The choice of position was deliberate: early medieval farmers and their families who occupied such enclosures, probably between the sixth and twelfth centuries, preferred elevated ground for visibility and drainage, not dramatic hilltops. What survives here is almost circular, roughly 46 metres across, and still legible in the landscape despite centuries of wear.
A rath, as this type of enclosure is generally called, consisted of a raised earthen bank surrounding a domestic settlement, sometimes accompanied by an outer ditch, known as a fosse, dug to reinforce the boundary. At Drumaskin, the fosse is most clearly preserved along the southern and western arc, sweeping round to the north-west, while the bank itself has been considerably reduced over time and shows evidence of quarrying on its southern and western sides, suggesting the material was removed at some point for use elsewhere.

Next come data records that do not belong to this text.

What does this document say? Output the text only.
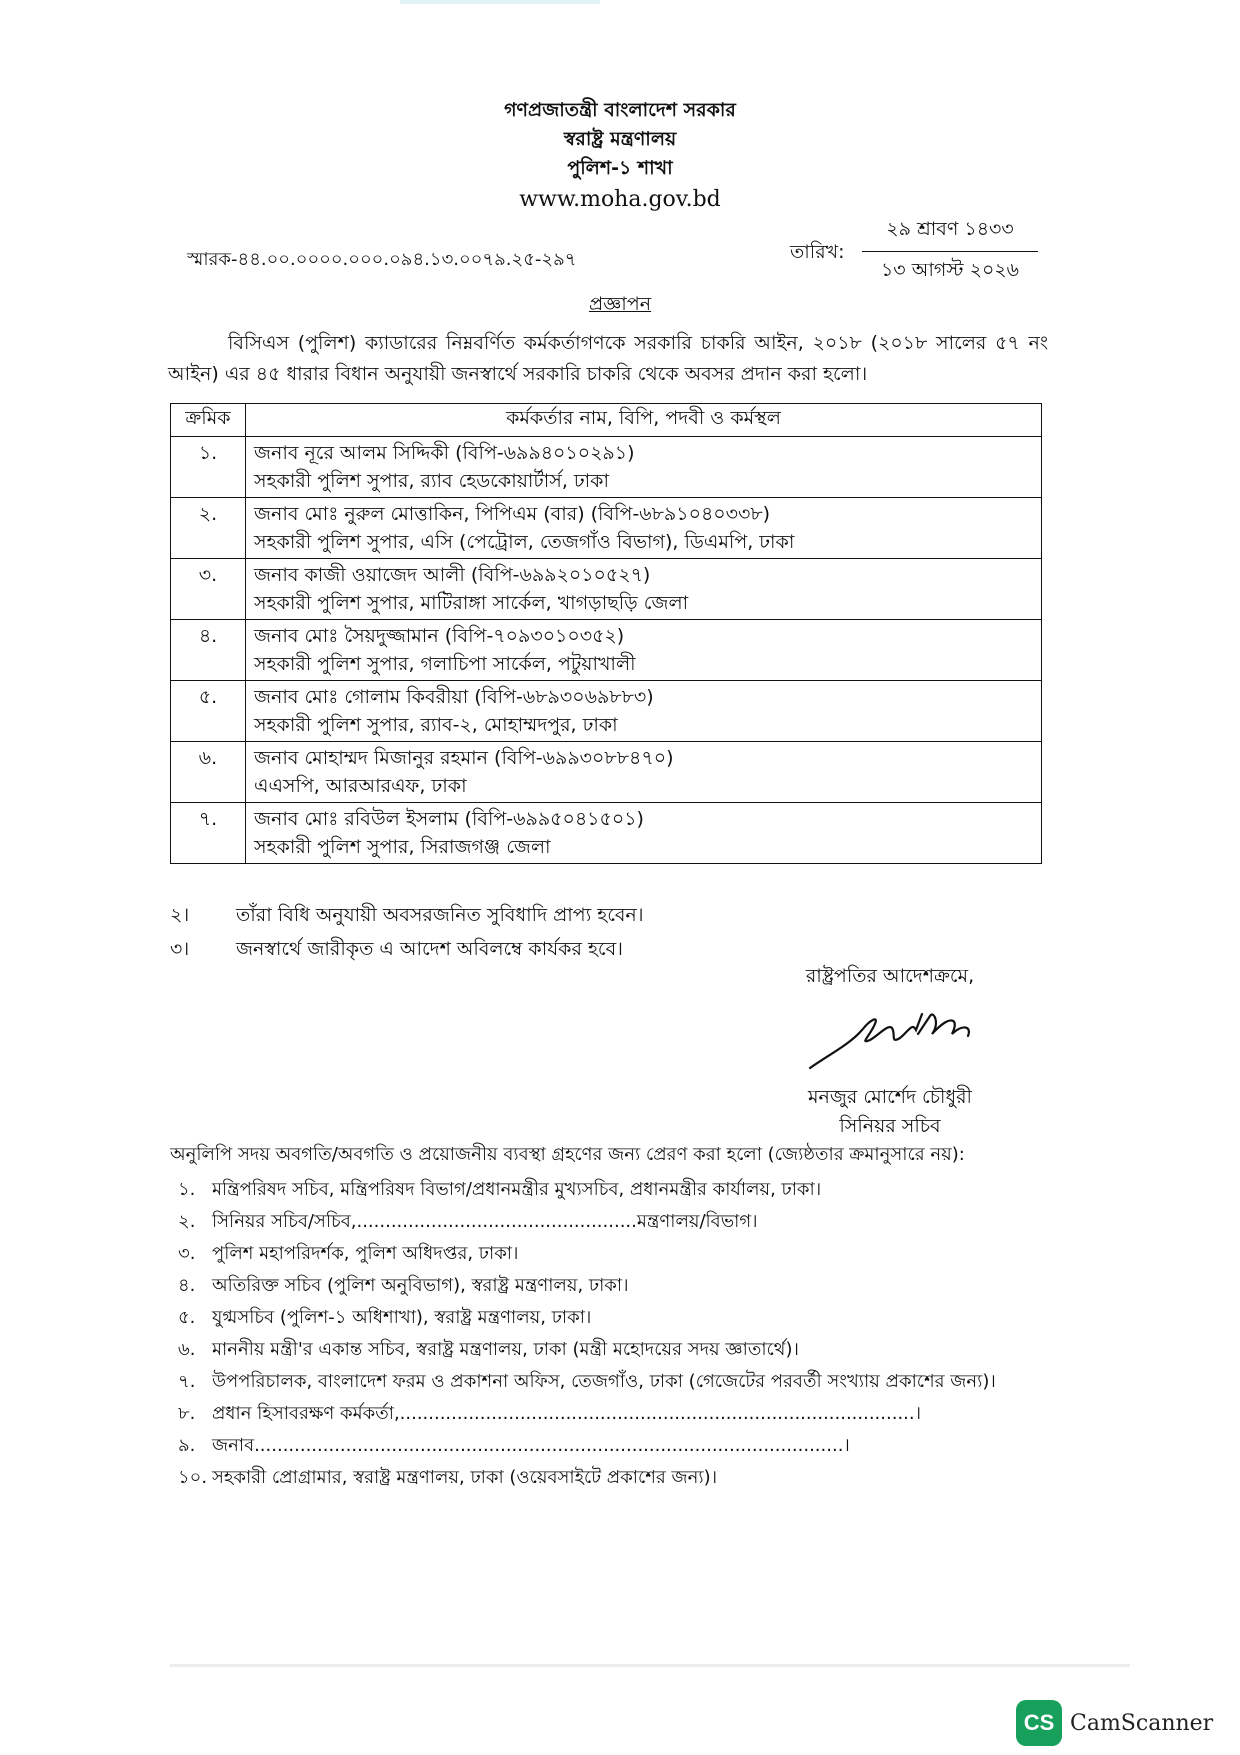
গণপ্রজাতন্ত্রী বাংলাদেশ সরকার
স্বরাষ্ট্র মন্ত্রণালয়
পুলিশ-১ শাখা
www.moha.gov.bd
স্মারক-৪৪.০০.০০০০.০০০.০৯৪.১৩.০০৭৯.২৫-২৯৭	তারিখ:
২৯ শ্রাবণ ১৪৩৩
১৩ আগস্ট ২০২৬
প্রজ্ঞাপন
বিসিএস (পুলিশ) ক্যাডারের নিম্নবর্ণিত কর্মকর্তাগণকে সরকারি চাকরি আইন, ২০১৮ (২০১৮ সালের ৫৭ নং আইন) এর ৪৫ ধারার বিধান অনুযায়ী জনস্বার্থে সরকারি চাকরি থেকে অবসর প্রদান করা হলো।
ক্রমিক	কর্মকর্তার নাম, বিপি, পদবী ও কর্মস্থল
১.	জনাব নূরে আলম সিদ্দিকী (বিপি-৬৯৯৪০১০২৯১)
সহকারী পুলিশ সুপার, র‍্যাব হেডকোয়ার্টার্স, ঢাকা

২.	জনাব মোঃ নুরুল মোত্তাকিন, পিপিএম (বার) (বিপি-৬৮৯১০৪০৩৩৮)
সহকারী পুলিশ সুপার, এসি (পেট্রোল, তেজগাঁও বিভাগ), ডিএমপি, ঢাকা

৩.	জনাব কাজী ওয়াজেদ আলী (বিপি-৬৯৯২০১০৫২৭)
সহকারী পুলিশ সুপার, মাটিরাঙ্গা সার্কেল, খাগড়াছড়ি জেলা

৪.	জনাব মোঃ সৈয়দুজ্জামান (বিপি-৭০৯৩০১০৩৫২)
সহকারী পুলিশ সুপার, গলাচিপা সার্কেল, পটুয়াখালী

৫.	জনাব মোঃ গোলাম কিবরীয়া (বিপি-৬৮৯৩০৬৯৮৮৩)
সহকারী পুলিশ সুপার, র‍্যাব-২, মোহাম্মদপুর, ঢাকা

৬.	জনাব মোহাম্মদ মিজানুর রহমান (বিপি-৬৯৯৩০৮৮৪৭০)
এএসপি, আরআরএফ, ঢাকা

৭.	জনাব মোঃ রবিউল ইসলাম (বিপি-৬৯৯৫০৪১৫০১)
সহকারী পুলিশ সুপার, সিরাজগঞ্জ জেলা
২। তাঁরা বিধি অনুযায়ী অবসরজনিত সুবিধাদি প্রাপ্য হবেন।
৩। জনস্বার্থে জারীকৃত এ আদেশ অবিলম্বে কার্যকর হবে।
রাষ্ট্রপতির আদেশক্রমে,
মনজুর মোর্শেদ চৌধুরী
সিনিয়র সচিব
অনুলিপি সদয় অবগতি/অবগতি ও প্রয়োজনীয় ব্যবস্থা গ্রহণের জন্য প্রেরণ করা হলো (জ্যেষ্ঠতার ক্রমানুসারে নয়):
১. মন্ত্রিপরিষদ সচিব, মন্ত্রিপরিষদ বিভাগ/প্রধানমন্ত্রীর মুখ্যসচিব, প্রধানমন্ত্রীর কার্যালয়, ঢাকা।
২. সিনিয়র সচিব/সচিব,.................................................মন্ত্রণালয়/বিভাগ।
৩. পুলিশ মহাপরিদর্শক, পুলিশ অধিদপ্তর, ঢাকা।
৪. অতিরিক্ত সচিব (পুলিশ অনুবিভাগ), স্বরাষ্ট্র মন্ত্রণালয়, ঢাকা।
৫. যুগ্মসচিব (পুলিশ-১ অধিশাখা), স্বরাষ্ট্র মন্ত্রণালয়, ঢাকা।
৬. মাননীয় মন্ত্রী'র একান্ত সচিব, স্বরাষ্ট্র মন্ত্রণালয়, ঢাকা (মন্ত্রী মহোদয়ের সদয় জ্ঞাতার্থে)।
৭. উপপরিচালক, বাংলাদেশ ফরম ও প্রকাশনা অফিস, তেজগাঁও, ঢাকা (গেজেটের পরবর্তী সংখ্যায় প্রকাশের জন্য)।
৮. প্রধান হিসাবরক্ষণ কর্মকর্তা,..........................................................................................।
৯. জনাব.......................................................................................................।
১০. সহকারী প্রোগ্রামার, স্বরাষ্ট্র মন্ত্রণালয়, ঢাকা (ওয়েবসাইটে প্রকাশের জন্য)।
CS CamScanner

A gap on the south-eastern side, now blocked, may represent the original entrance, which in Irish ringforts was commonly positioned to face the rising sun. Inside the enclosure, the ground is far from flat: there is a circular depression about six and a half metres across, which might reflect the site of a sunken feature such as a souterrain (an underground stone-lined passage used for storage or refuge), and three low rectangular earthen mounds, each around nine metres long and half a metre high, whose precise function is not easily determined from surface evidence alone. These interior features are the detail that lifts the site beyond a simple grass-covered ring, hinting at a layered history of use that extended well beyond the enclosure bank itself.